Mason Amos

No. 21 – De La Salle Green Archers
- Position: Power forward / center
- League: UAAP

Personal information
- Born: August 21, 2004 (age 22) Queensland, Australia
- Listed height: 6 ft 7 in (2.01 m)

Career information
- High school: Brisbane State High
- College: Ateneo De La Salle

Career highlights
- UAAP champion (2025);

= Mason Amos =

Filipino-Australian basketball player

Mason Francis Dulieu Amos (born August 21, 2004) is a Filipino-Australian college basketball player for the De La Salle Green Archers of the University Athletic Association of the Philippines (UAAP). He previously played for the Ateneo Blue Eagles.

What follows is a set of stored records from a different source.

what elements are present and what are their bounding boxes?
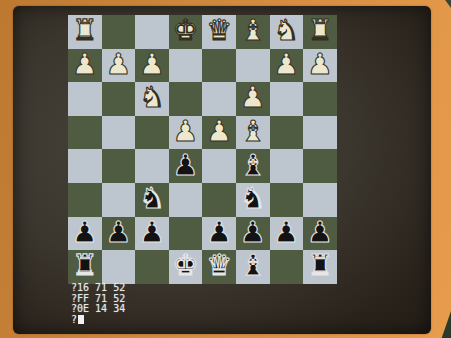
square-d3 — [202, 82, 236, 116]
square-d4: ♟ — [202, 116, 236, 150]
console-output: ?16 71 52?FF 71 52?0E 14 34? — [71, 283, 125, 325]
square-c2 — [236, 49, 270, 83]
square-h3 — [68, 82, 102, 116]
square-b7: ♟ — [270, 217, 304, 251]
piece-black-rook: ♜ — [307, 251, 333, 280]
square-g8 — [102, 250, 136, 284]
piece-black-pawn: ♟ — [240, 218, 266, 247]
square-e6 — [169, 183, 203, 217]
piece-white-bishop: ♝ — [240, 117, 266, 146]
piece-white-pawn: ♟ — [273, 50, 299, 79]
square-f7: ♟ — [135, 217, 169, 251]
square-c4: ♝ — [236, 116, 270, 150]
square-g4 — [102, 116, 136, 150]
square-a5 — [303, 149, 337, 183]
piece-black-pawn: ♟ — [206, 218, 232, 247]
square-a7: ♟ — [303, 217, 337, 251]
square-b4 — [270, 116, 304, 150]
square-e5: ♟ — [169, 149, 203, 183]
square-d5 — [202, 149, 236, 183]
piece-black-pawn: ♟ — [139, 218, 165, 247]
piece-white-knight: ♞ — [139, 83, 165, 112]
text-cursor — [78, 315, 84, 324]
square-g2: ♟ — [102, 49, 136, 83]
square-h2: ♟ — [68, 49, 102, 83]
square-a8: ♜ — [303, 250, 337, 284]
console-line: ?16 71 52 — [71, 283, 125, 294]
piece-white-pawn: ♟ — [105, 50, 131, 79]
piece-white-pawn: ♟ — [206, 117, 232, 146]
square-e7 — [169, 217, 203, 251]
square-a3 — [303, 82, 337, 116]
console-prompt-line[interactable]: ? — [71, 315, 125, 326]
piece-white-knight: ♞ — [273, 16, 299, 45]
square-f1 — [135, 15, 169, 49]
square-d2 — [202, 49, 236, 83]
square-f3: ♞ — [135, 82, 169, 116]
square-c5: ♝ — [236, 149, 270, 183]
square-c1: ♝ — [236, 15, 270, 49]
square-d7: ♟ — [202, 217, 236, 251]
square-g6 — [102, 183, 136, 217]
piece-black-knight: ♞ — [240, 184, 266, 213]
piece-white-pawn: ♟ — [139, 50, 165, 79]
square-f8 — [135, 250, 169, 284]
piece-white-pawn: ♟ — [240, 83, 266, 112]
console-line: ?0E 14 34 — [71, 304, 125, 315]
piece-white-pawn: ♟ — [72, 50, 98, 79]
square-e4: ♟ — [169, 116, 203, 150]
square-d1: ♛ — [202, 15, 236, 49]
square-b6 — [270, 183, 304, 217]
square-h8: ♜ — [68, 250, 102, 284]
piece-white-pawn: ♟ — [173, 117, 199, 146]
square-e1: ♚ — [169, 15, 203, 49]
square-c7: ♟ — [236, 217, 270, 251]
square-b8 — [270, 250, 304, 284]
square-h4 — [68, 116, 102, 150]
square-d6 — [202, 183, 236, 217]
square-e8: ♚ — [169, 250, 203, 284]
piece-black-pawn: ♟ — [105, 218, 131, 247]
square-g7: ♟ — [102, 217, 136, 251]
square-b2: ♟ — [270, 49, 304, 83]
square-g5 — [102, 149, 136, 183]
square-a4 — [303, 116, 337, 150]
piece-white-rook: ♜ — [72, 16, 98, 45]
piece-white-queen: ♛ — [206, 16, 232, 45]
square-g1 — [102, 15, 136, 49]
crt-screen: ♜♚♛♝♞♜♟♟♟♟♟♞♟♟♟♝♟♝♞♞♟♟♟♟♟♟♟♜♚♛♝♜ ?16 71 … — [13, 6, 431, 334]
piece-black-pawn: ♟ — [72, 218, 98, 247]
square-b5 — [270, 149, 304, 183]
piece-black-pawn: ♟ — [173, 151, 199, 180]
square-a2: ♟ — [303, 49, 337, 83]
square-a6 — [303, 183, 337, 217]
square-g3 — [102, 82, 136, 116]
square-h7: ♟ — [68, 217, 102, 251]
square-h6 — [68, 183, 102, 217]
square-c3: ♟ — [236, 82, 270, 116]
piece-black-bishop: ♝ — [240, 251, 266, 280]
piece-black-king: ♚ — [173, 251, 199, 280]
square-f6: ♞ — [135, 183, 169, 217]
piece-white-pawn: ♟ — [307, 50, 333, 79]
square-a1: ♜ — [303, 15, 337, 49]
piece-black-bishop: ♝ — [240, 151, 266, 180]
piece-white-king: ♚ — [173, 16, 199, 45]
square-h5 — [68, 149, 102, 183]
piece-black-knight: ♞ — [139, 184, 165, 213]
piece-white-rook: ♜ — [307, 16, 333, 45]
piece-white-bishop: ♝ — [240, 16, 266, 45]
square-f5 — [135, 149, 169, 183]
square-b3 — [270, 82, 304, 116]
piece-black-pawn: ♟ — [273, 218, 299, 247]
square-e2 — [169, 49, 203, 83]
square-c8: ♝ — [236, 250, 270, 284]
piece-black-queen: ♛ — [206, 251, 232, 280]
background-corner-top-right — [442, 0, 451, 8]
square-f4 — [135, 116, 169, 150]
square-h1: ♜ — [68, 15, 102, 49]
piece-black-pawn: ♟ — [307, 218, 333, 247]
square-f2: ♟ — [135, 49, 169, 83]
square-c6: ♞ — [236, 183, 270, 217]
square-d8: ♛ — [202, 250, 236, 284]
chess-board: ♜♚♛♝♞♜♟♟♟♟♟♞♟♟♟♝♟♝♞♞♟♟♟♟♟♟♟♜♚♛♝♜ — [68, 15, 337, 284]
square-b1: ♞ — [270, 15, 304, 49]
square-e3 — [169, 82, 203, 116]
piece-black-rook: ♜ — [72, 251, 98, 280]
background-corner-bottom-right — [440, 311, 451, 338]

Internationally, he represents the Philippines, having played for the senior national team and under-18 team.

== College career ==
On April 25, 2022, Amos committed to Ateneo de Manila University (ADMU) Blue Eagles in the Philippines, coming off a high school career at Brisbane State High School in Brisbane, Queensland, Australia. He chose Ateneo stating that it was where he could have the most development potential while also focusing on academics.

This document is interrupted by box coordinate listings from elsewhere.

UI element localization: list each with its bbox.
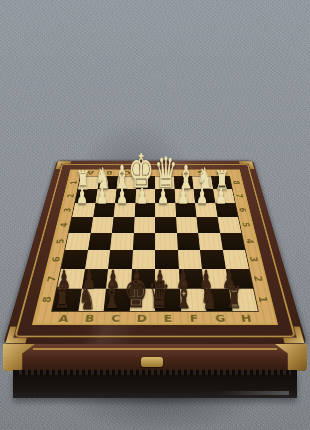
hinge-ridge bbox=[19, 370, 291, 375]
storage-box-base bbox=[13, 370, 297, 398]
chess-set-photo: ABCDEFGH ABCDEFGH 12345678 87654321 ♜♞♝♚… bbox=[0, 0, 310, 430]
board-square bbox=[115, 189, 136, 203]
board-square bbox=[204, 289, 232, 311]
rank-label: 5 bbox=[46, 236, 73, 246]
rank-label: 4 bbox=[237, 236, 264, 246]
board-square bbox=[177, 233, 200, 250]
rank-label: 5 bbox=[234, 220, 260, 229]
rank-label: 3 bbox=[240, 254, 268, 265]
board-square bbox=[155, 189, 175, 203]
rank-label: 1 bbox=[248, 293, 279, 306]
file-labels-near: ABCDEFGH bbox=[49, 311, 261, 325]
rank-label: 6 bbox=[231, 206, 256, 215]
board-square bbox=[175, 203, 197, 218]
file-label: D bbox=[136, 170, 155, 177]
board-square bbox=[95, 189, 116, 203]
rank-label: 3 bbox=[54, 206, 79, 215]
board-square bbox=[202, 269, 229, 289]
rank-label: 2 bbox=[58, 192, 82, 200]
rank-label: 4 bbox=[50, 220, 76, 229]
board-square bbox=[134, 203, 155, 218]
file-label: B bbox=[99, 170, 118, 177]
rank-label: 7 bbox=[228, 192, 252, 200]
rank-label: 1 bbox=[62, 179, 85, 186]
board-square bbox=[108, 250, 132, 269]
board-square bbox=[78, 289, 106, 311]
board-square bbox=[192, 176, 213, 189]
file-label: B bbox=[76, 311, 104, 325]
board-square bbox=[177, 250, 201, 269]
file-label: A bbox=[49, 311, 78, 325]
board-square bbox=[136, 176, 155, 189]
file-label: H bbox=[232, 311, 261, 325]
rank-label: 8 bbox=[31, 293, 62, 306]
board-square bbox=[112, 217, 134, 233]
board-square bbox=[195, 203, 217, 218]
board-square bbox=[97, 176, 118, 189]
board-square bbox=[155, 250, 178, 269]
brass-latch-icon bbox=[141, 357, 163, 367]
board-square bbox=[193, 189, 214, 203]
board-square bbox=[104, 289, 131, 311]
box-edge-highlight bbox=[219, 391, 289, 395]
board-square bbox=[174, 176, 194, 189]
board-square bbox=[132, 250, 155, 269]
board-square bbox=[114, 203, 136, 218]
board-square bbox=[155, 269, 180, 289]
file-label: C bbox=[102, 311, 129, 325]
board-square bbox=[88, 233, 112, 250]
board-square bbox=[155, 203, 176, 218]
file-label: H bbox=[210, 170, 230, 177]
file-label: G bbox=[191, 170, 210, 177]
board-square bbox=[117, 176, 137, 189]
board-square bbox=[133, 217, 155, 233]
board-square bbox=[130, 269, 155, 289]
board-square bbox=[178, 269, 204, 289]
board-square bbox=[200, 250, 225, 269]
file-label: E bbox=[155, 170, 174, 177]
gold-pinstripe bbox=[33, 348, 277, 350]
board-square bbox=[133, 233, 155, 250]
board-square bbox=[196, 217, 219, 233]
board-square bbox=[135, 189, 155, 203]
board-square bbox=[155, 233, 177, 250]
board-square bbox=[155, 176, 174, 189]
board-square bbox=[180, 289, 207, 311]
board-square bbox=[176, 217, 198, 233]
file-label: G bbox=[206, 311, 234, 325]
board-square bbox=[110, 233, 133, 250]
file-label: C bbox=[118, 170, 137, 177]
board-square bbox=[93, 203, 115, 218]
rank-label: 6 bbox=[41, 254, 69, 265]
file-labels-far: ABCDEFGH bbox=[81, 170, 230, 177]
board-squares bbox=[52, 176, 258, 311]
file-label: E bbox=[155, 311, 181, 325]
board-square bbox=[155, 217, 177, 233]
board-square bbox=[90, 217, 113, 233]
chess-board: ABCDEFGH ABCDEFGH 12345678 87654321 bbox=[3, 161, 307, 345]
file-label: A bbox=[81, 170, 101, 177]
file-label: F bbox=[181, 311, 208, 325]
rank-label: 7 bbox=[36, 273, 66, 285]
file-label: D bbox=[129, 311, 155, 325]
board-square bbox=[85, 250, 110, 269]
board-square bbox=[106, 269, 132, 289]
board-square bbox=[198, 233, 222, 250]
board-square bbox=[81, 269, 108, 289]
rank-label: 2 bbox=[244, 273, 274, 285]
board-square bbox=[129, 289, 155, 311]
board-square bbox=[174, 189, 195, 203]
rank-label: 8 bbox=[226, 179, 249, 186]
board-square bbox=[155, 289, 181, 311]
file-label: F bbox=[173, 170, 192, 177]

On July 1, 2024, after only one season with Ateneo, Amos made a shock move to De La Salle University (DLSU) Green Archers, switching sides in the Ateneo–La Salle rivalry. The move saw mixed reactions within the Philippine college basketball community, particularly within Ateneo, with Amos later posting an apology for the lack of consideration in his decision. Amos would be eligible to play for De La Salle starting from UAAP Season 88 in 2025. On October 12, 2025, in a game against the National University (NU) Bulldogs, Amos collided with NU forward Gelo Santiago during the fourth quarter. The following day, a diagnosis revealed that he had suffered a medial collateral ligament (MCL) injury and was expected to miss the rest of the elimination round.

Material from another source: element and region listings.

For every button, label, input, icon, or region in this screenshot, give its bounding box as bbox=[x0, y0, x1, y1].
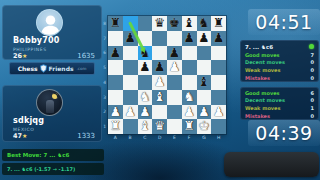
stat-value: 1 bbox=[311, 105, 314, 111]
square-b6[interactable] bbox=[123, 46, 138, 61]
best-move-banner: Best Move: 7 ... ♞c6 bbox=[2, 149, 104, 161]
square-e5[interactable]: ♟ bbox=[167, 60, 182, 75]
stat-row-good: Good moves7 bbox=[241, 51, 318, 59]
move-eval-banner: 7. ... ♞c6 (-1.57 → -1.17) bbox=[2, 163, 104, 175]
piece-white-pawn[interactable]: ♟ bbox=[139, 105, 150, 118]
file-labels: ABCDEFGH bbox=[108, 135, 226, 140]
person-icon bbox=[37, 10, 63, 36]
moon-icon bbox=[52, 93, 58, 99]
piece-black-pawn[interactable]: ♟ bbox=[139, 61, 150, 74]
logo-suffix: .com bbox=[77, 66, 87, 71]
stat-label: Decent moves bbox=[245, 59, 285, 65]
square-g1[interactable]: ♚ bbox=[197, 119, 212, 134]
square-h7[interactable]: ♟ bbox=[211, 31, 226, 46]
rank-labels: 87654321 bbox=[98, 16, 106, 134]
file-label-g: G bbox=[197, 135, 212, 140]
piece-black-knight[interactable]: ♞ bbox=[198, 17, 209, 30]
move-eval-text: 7. ... ♞c6 (-1.57 → -1.17) bbox=[7, 166, 75, 172]
rank-label-8: 8 bbox=[98, 16, 106, 31]
square-a6[interactable]: ♟ bbox=[108, 46, 123, 61]
square-e3[interactable] bbox=[167, 90, 182, 105]
stat-value: 0 bbox=[311, 113, 314, 119]
piece-black-pawn[interactable]: ♟ bbox=[198, 31, 209, 44]
bottom-right-banner bbox=[224, 152, 319, 177]
stat-value: 0 bbox=[311, 97, 314, 103]
avatar-bottom[interactable] bbox=[36, 89, 63, 116]
stat-row-decent: Decent moves0 bbox=[241, 59, 318, 67]
piece-white-bishop[interactable]: ♝ bbox=[139, 120, 150, 133]
stat-label: Good moves bbox=[245, 90, 280, 96]
stat-label: Good moves bbox=[245, 52, 280, 58]
rank-label-7: 7 bbox=[98, 31, 106, 46]
player-card-bottom[interactable]: sdkjqg MEXICO 47★ 1333 bbox=[2, 85, 102, 142]
square-g7[interactable]: ♟ bbox=[197, 31, 212, 46]
square-d1[interactable]: ♛ bbox=[152, 119, 167, 134]
file-label-d: D bbox=[152, 135, 167, 140]
stat-label: Weak moves bbox=[245, 67, 280, 73]
piece-black-pawn[interactable]: ♟ bbox=[110, 46, 121, 59]
brand-logo[interactable]: Chess Friends .com bbox=[9, 62, 95, 75]
square-a4[interactable] bbox=[108, 75, 123, 90]
rank-label-3: 3 bbox=[98, 90, 106, 105]
square-f6[interactable] bbox=[182, 46, 197, 61]
square-e1[interactable] bbox=[167, 119, 182, 134]
stat-label: Decent moves bbox=[245, 97, 285, 103]
stat-row-mistake: Mistakes0 bbox=[241, 112, 318, 120]
square-b7[interactable]: ♟ bbox=[123, 31, 138, 46]
file-label-b: B bbox=[123, 135, 138, 140]
stat-label: Mistakes bbox=[245, 75, 270, 81]
piece-black-pawn[interactable]: ♟ bbox=[125, 31, 136, 44]
piece-black-rook[interactable]: ♜ bbox=[110, 17, 121, 30]
piece-black-knight[interactable]: ♞ bbox=[139, 46, 150, 59]
piece-white-queen[interactable]: ♛ bbox=[154, 120, 165, 133]
stat-value: 7 bbox=[311, 52, 314, 58]
star-icon: ★ bbox=[22, 52, 27, 59]
piece-white-rook[interactable]: ♜ bbox=[110, 120, 121, 133]
piece-black-rook[interactable]: ♜ bbox=[213, 17, 224, 30]
piece-white-pawn[interactable]: ♟ bbox=[110, 105, 121, 118]
piece-white-pawn[interactable]: ♟ bbox=[125, 105, 136, 118]
player-card-top[interactable]: Bobby700 PHILIPPINES 26★ 1635 bbox=[2, 5, 102, 60]
rank-label-2: 2 bbox=[98, 105, 106, 120]
piece-white-pawn[interactable]: ♟ bbox=[198, 105, 209, 118]
square-d3[interactable]: ♝ bbox=[152, 90, 167, 105]
file-label-h: H bbox=[211, 135, 226, 140]
medal-count-bottom: 47★ bbox=[13, 132, 27, 140]
square-e2[interactable] bbox=[167, 105, 182, 120]
square-b4[interactable] bbox=[123, 75, 138, 90]
piece-white-knight[interactable]: ♞ bbox=[139, 90, 150, 103]
player-stats-bottom: 47★ 1333 bbox=[13, 132, 95, 140]
avatar-figure bbox=[46, 100, 54, 113]
square-h1[interactable] bbox=[211, 119, 226, 134]
piece-black-pawn[interactable]: ♟ bbox=[154, 61, 165, 74]
medal-count-top: 26★ bbox=[13, 52, 27, 60]
chess-board[interactable]: ♜♛♚♝♞♜♟♟♟♟♟♞♟♟♟♟♟♝♞♝♞♟♟♟♟♟♟♜♝♛♜♚ bbox=[108, 16, 226, 134]
square-d7[interactable] bbox=[152, 31, 167, 46]
piece-white-pawn[interactable]: ♟ bbox=[169, 61, 180, 74]
square-h5[interactable] bbox=[211, 60, 226, 75]
square-h4[interactable] bbox=[211, 75, 226, 90]
avatar-top[interactable] bbox=[36, 9, 63, 36]
piece-white-pawn[interactable]: ♟ bbox=[154, 76, 165, 89]
stat-row-good: Good moves6 bbox=[241, 89, 318, 97]
square-b5[interactable] bbox=[123, 60, 138, 75]
square-f5[interactable] bbox=[182, 60, 197, 75]
last-move-label: 7. ... ♞c6 bbox=[245, 44, 273, 50]
square-h2[interactable]: ♟ bbox=[211, 105, 226, 120]
piece-black-bishop[interactable]: ♝ bbox=[198, 76, 209, 89]
stat-value: 0 bbox=[311, 75, 314, 81]
stat-row-weak: Weak moves0 bbox=[241, 66, 318, 74]
square-g4[interactable]: ♝ bbox=[197, 75, 212, 90]
file-label-a: A bbox=[108, 135, 123, 140]
stat-row-weak: Weak moves1 bbox=[241, 104, 318, 112]
piece-black-bishop[interactable]: ♝ bbox=[184, 17, 195, 30]
analysis-panel-bottom: Good moves6Decent moves0Weak moves1Mista… bbox=[240, 87, 319, 120]
piece-black-pawn[interactable]: ♟ bbox=[169, 46, 180, 59]
file-label-e: E bbox=[167, 135, 182, 140]
piece-white-pawn[interactable]: ♟ bbox=[184, 105, 195, 118]
square-e8[interactable]: ♚ bbox=[167, 16, 182, 31]
square-a8[interactable]: ♜ bbox=[108, 16, 123, 31]
square-a1[interactable]: ♜ bbox=[108, 119, 123, 134]
rank-label-4: 4 bbox=[98, 75, 106, 90]
logo-text-left: Chess bbox=[18, 65, 38, 72]
clock-top: 04:51 bbox=[248, 9, 320, 35]
player-rating-bottom: 1333 bbox=[77, 132, 95, 140]
stat-label: Mistakes bbox=[245, 113, 270, 119]
last-move-header: 7. ... ♞c6 bbox=[241, 42, 318, 51]
rank-label-5: 5 bbox=[98, 60, 106, 75]
rank-label-1: 1 bbox=[98, 119, 106, 134]
stat-value: 0 bbox=[311, 59, 314, 65]
piece-black-king[interactable]: ♚ bbox=[169, 17, 180, 30]
piece-white-pawn[interactable]: ♟ bbox=[213, 105, 224, 118]
file-label-f: F bbox=[182, 135, 197, 140]
good-move-dot bbox=[309, 44, 314, 49]
square-c5[interactable]: ♟ bbox=[138, 60, 153, 75]
square-g6[interactable] bbox=[197, 46, 212, 61]
piece-black-pawn[interactable]: ♟ bbox=[213, 31, 224, 44]
square-a5[interactable] bbox=[108, 60, 123, 75]
best-move-text: Best Move: 7 ... ♞c6 bbox=[7, 152, 69, 158]
player-rating-top: 1635 bbox=[77, 52, 95, 60]
piece-white-knight[interactable]: ♞ bbox=[184, 90, 195, 103]
analysis-panel-top: 7. ... ♞c6 Good moves7Decent moves0Weak … bbox=[240, 40, 319, 82]
player-stats-top: 26★ 1635 bbox=[13, 52, 95, 60]
piece-white-rook[interactable]: ♜ bbox=[184, 120, 195, 133]
square-e4[interactable] bbox=[167, 75, 182, 90]
piece-white-bishop[interactable]: ♝ bbox=[154, 90, 165, 103]
piece-black-pawn[interactable]: ♟ bbox=[184, 31, 195, 44]
app-window: Bobby700 PHILIPPINES 26★ 1635 Chess Frie… bbox=[0, 0, 320, 180]
rank-label-6: 6 bbox=[98, 46, 106, 61]
square-b1[interactable] bbox=[123, 119, 138, 134]
square-h6[interactable] bbox=[211, 46, 226, 61]
stat-row-mistake: Mistakes0 bbox=[241, 74, 318, 82]
square-f7[interactable]: ♟ bbox=[182, 31, 197, 46]
clock-bottom: 04:39 bbox=[248, 120, 320, 146]
piece-white-king[interactable]: ♚ bbox=[198, 120, 209, 133]
player-name-bottom: sdkjqg bbox=[13, 116, 44, 125]
square-f1[interactable]: ♜ bbox=[182, 119, 197, 134]
square-b2[interactable]: ♟ bbox=[123, 105, 138, 120]
file-label-c: C bbox=[138, 135, 153, 140]
stat-value: 0 bbox=[311, 67, 314, 73]
stat-value: 6 bbox=[311, 90, 314, 96]
square-d8[interactable]: ♛ bbox=[152, 16, 167, 31]
stat-label: Weak moves bbox=[245, 105, 280, 111]
square-c8[interactable] bbox=[138, 16, 153, 31]
piece-black-queen[interactable]: ♛ bbox=[154, 17, 165, 30]
stat-row-decent: Decent moves0 bbox=[241, 97, 318, 105]
player-name-top: Bobby700 bbox=[13, 36, 60, 45]
logo-text-right: Friends bbox=[49, 65, 74, 72]
square-c1[interactable]: ♝ bbox=[138, 119, 153, 134]
star-icon: ★ bbox=[22, 132, 27, 139]
shield-icon bbox=[40, 64, 47, 73]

== National team career ==
Amos represents the Philippines in international competitions. In 2022, he played for the national under-18 team during the 2022 FIBA U18 Asian Championship, where he became a key player. On February 23, 2023, he was called up to the senior national team for the first time for the sixth window of Asian qualifiers for the 2023 FIBA Basketball World Cup. The day after, as the youngest player in the roster, he scored 13 points in his national team debut against Lebanon.